Sitting in the audience early last November as the first play came to an end, my heart was racing. My friend Becka, who was with me in the beginning of my journey in St. Louis, who had seen me in crushing despair, who also had struggled intensely, was now standing on that stage hand in hand gleaning a standing ovation from the audience. And it filled me with pride and hope. I didn’t want it to be over. The buzz of the crowd and the energy in the room was intoxicating. A sea of people, people I knew and loved, of strangers, of people that had seen me in my worst and watched me grow. All these people on my journey. The aura in the room was overwhelming hope, encouragement and perseverance, excitement and joy. I cried because it was so overwhelming and also because I had this still knowing that the next time it would be my turn. I didn’t know how or when, but there it was in my gut heavy like a stone grounding me to the earth.
8 months later I walked into our first rehearsal. I had heard stories of the first plays rehearsals, of how hard they were. Really I had no idea what was to come. Painful and empowering are the two words that come to mind. I feel extremely fortunate to be a part of this cast and have this gift of opportunity to see each one of them grow in ways I didn’t expect, not because I didn’t think they were capable, but because this process is geared to surprise you. I’ve done a lot of theatre and I’ve never experienced anything remotely close to this. It’s inspiring.
The significance of this play holds double meaning for me. The first being, my character and her journey parallel my life outside the play. I’m learning how to stand on my own two feet and trust myself. For the first time I’m being in the world in true adult form, going to school for psychology and theatre and building relationships in ways I never have before. It’s both terrifying and exciting.
When we first we’re given the scripts a couple weeks ago I looked over the cast/character list.
Who was I going to be? What story was written for me? Part of the really neat thing about this project is that each character in the play embodies something or works through something we are personally struggling with.
After the first cold read through I had no idea what had happened. I was so caught up in trying to decipher my character while simultaneously trying to read my lines and not my casted twin sister’s who’s name, in classic twin form, is very similar.
After a few days it finally sunk in. I have a lead roll in this play. I struggled to accept that because I felt like more of a sidekick to my bossy twin but as my character grew and gained depth over the intensive weekend I began to understand her. And better understand myself. And now towards the end of this process, with the performance fast coming up, I’m feeling ready to embody her, not only on stage but in my life.
But like I said before this play holds a second meaning, it marks a significant loss of sorts.

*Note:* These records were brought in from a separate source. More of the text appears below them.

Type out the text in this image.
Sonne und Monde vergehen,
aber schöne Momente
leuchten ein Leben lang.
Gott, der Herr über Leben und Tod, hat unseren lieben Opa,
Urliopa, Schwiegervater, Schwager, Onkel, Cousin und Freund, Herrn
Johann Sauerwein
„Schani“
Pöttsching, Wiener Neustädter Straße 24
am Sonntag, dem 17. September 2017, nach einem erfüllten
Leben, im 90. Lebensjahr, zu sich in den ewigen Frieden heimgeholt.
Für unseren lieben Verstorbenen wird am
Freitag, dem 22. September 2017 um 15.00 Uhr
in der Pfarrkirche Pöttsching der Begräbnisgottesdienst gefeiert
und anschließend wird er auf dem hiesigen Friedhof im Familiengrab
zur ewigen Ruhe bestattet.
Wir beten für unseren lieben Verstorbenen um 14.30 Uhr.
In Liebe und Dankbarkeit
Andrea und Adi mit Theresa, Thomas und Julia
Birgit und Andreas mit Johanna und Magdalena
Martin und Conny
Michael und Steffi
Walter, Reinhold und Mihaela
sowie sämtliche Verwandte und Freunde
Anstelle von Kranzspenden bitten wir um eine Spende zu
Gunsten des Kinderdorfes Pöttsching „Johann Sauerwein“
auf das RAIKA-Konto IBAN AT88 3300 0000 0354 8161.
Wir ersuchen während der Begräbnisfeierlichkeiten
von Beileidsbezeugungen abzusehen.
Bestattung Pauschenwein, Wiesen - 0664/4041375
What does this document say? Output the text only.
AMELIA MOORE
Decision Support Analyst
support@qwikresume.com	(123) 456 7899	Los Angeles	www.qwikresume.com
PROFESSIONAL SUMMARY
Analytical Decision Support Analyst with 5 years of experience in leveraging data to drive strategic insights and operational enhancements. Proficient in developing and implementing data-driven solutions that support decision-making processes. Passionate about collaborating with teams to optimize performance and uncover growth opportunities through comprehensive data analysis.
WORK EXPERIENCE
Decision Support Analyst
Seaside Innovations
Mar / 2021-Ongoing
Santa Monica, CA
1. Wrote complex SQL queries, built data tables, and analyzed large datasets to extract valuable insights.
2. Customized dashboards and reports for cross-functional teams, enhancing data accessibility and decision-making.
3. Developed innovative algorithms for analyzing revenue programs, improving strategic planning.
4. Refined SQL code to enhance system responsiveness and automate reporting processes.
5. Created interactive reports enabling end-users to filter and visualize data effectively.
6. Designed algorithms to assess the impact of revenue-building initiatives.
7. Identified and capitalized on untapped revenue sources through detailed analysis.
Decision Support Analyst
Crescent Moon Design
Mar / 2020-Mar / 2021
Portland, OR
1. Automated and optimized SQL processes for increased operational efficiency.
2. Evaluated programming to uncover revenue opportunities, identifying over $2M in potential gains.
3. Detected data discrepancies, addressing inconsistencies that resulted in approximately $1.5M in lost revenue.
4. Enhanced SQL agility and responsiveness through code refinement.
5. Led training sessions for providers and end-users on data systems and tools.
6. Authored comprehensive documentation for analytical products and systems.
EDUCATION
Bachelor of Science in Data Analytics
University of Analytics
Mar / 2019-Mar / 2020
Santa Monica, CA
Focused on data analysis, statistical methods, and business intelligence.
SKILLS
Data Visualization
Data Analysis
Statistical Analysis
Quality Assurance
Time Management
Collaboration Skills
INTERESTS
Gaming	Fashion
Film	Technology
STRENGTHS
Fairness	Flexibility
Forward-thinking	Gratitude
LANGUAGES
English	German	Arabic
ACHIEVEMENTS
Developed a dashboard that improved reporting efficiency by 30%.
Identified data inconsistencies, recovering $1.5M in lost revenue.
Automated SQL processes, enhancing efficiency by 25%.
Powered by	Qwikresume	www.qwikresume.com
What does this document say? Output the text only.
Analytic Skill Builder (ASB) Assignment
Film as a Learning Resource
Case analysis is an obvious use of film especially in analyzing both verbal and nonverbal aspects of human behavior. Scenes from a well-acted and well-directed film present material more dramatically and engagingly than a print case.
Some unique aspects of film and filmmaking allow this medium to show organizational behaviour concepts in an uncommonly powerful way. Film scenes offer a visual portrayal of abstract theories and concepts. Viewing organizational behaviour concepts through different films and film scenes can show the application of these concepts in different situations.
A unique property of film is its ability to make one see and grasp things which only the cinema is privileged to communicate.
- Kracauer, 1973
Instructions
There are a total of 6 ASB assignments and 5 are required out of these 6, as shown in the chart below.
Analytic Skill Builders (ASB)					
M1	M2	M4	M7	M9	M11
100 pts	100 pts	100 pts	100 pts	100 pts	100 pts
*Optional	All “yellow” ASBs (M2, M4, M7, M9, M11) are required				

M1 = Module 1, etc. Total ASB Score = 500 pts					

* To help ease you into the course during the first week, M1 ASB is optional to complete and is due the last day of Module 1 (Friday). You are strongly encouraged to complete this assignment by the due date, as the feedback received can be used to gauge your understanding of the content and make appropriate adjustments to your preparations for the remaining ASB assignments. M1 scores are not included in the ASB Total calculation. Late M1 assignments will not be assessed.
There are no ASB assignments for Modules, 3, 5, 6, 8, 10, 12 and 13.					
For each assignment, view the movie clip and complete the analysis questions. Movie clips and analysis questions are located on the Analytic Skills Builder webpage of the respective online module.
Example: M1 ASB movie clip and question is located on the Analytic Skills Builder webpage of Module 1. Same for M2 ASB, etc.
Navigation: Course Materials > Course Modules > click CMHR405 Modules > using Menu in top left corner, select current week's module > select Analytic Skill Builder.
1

At the end, when the curtain closes and we have one last cast party, Laura Wood is leaving for her next big adventure in New York. And as much as I’d like to deny that that has been a huge struggle through out this play, during our intensive weekend I couldn’t deny it anymore.
After meeting Dave Mowers, an incredibly gifted, warm and inspiring theatre director, working so intensely with him over the weekend and then on Sunday evening turning around and saying goodbye, it was a mini high speed version of what was yet to come. And I cried the whole way home. Funny because my tears felt like a surprise to me. But it was just grief slowly widdleing it’s way out of me.
You see what I’m learning as I trudge through recovery is that it’s not pretty. I can’t pick and choose what I want to feel. There is an adage that we hear a lot, “it’s not all or nothing”. However I think in some ways recovery is…. It’s all the feelings. All of them. Happy, sad, angry, joy, fear.. Bored… Lonely… Grief.
The harder I tried to push the grief away the more it interfered with my ability to be present and creative.
In a lot of ways I am Stevia, my character. I’m learning what it means to he human. Even though of course I was born a human and have been one for 31 years, it’s just as new to me as it is for her. Living without my eating disorder, with all my feelings and trying to find connection in the world is really scary.
But just like that still knowing I had in my gut at the end of last play I have another growing within me, that just like my character, I embody empathy, compassion, strength and the courage to take risks. And I’m ready to stand on my own two feet and experience the world for myself and not through my eating disorder.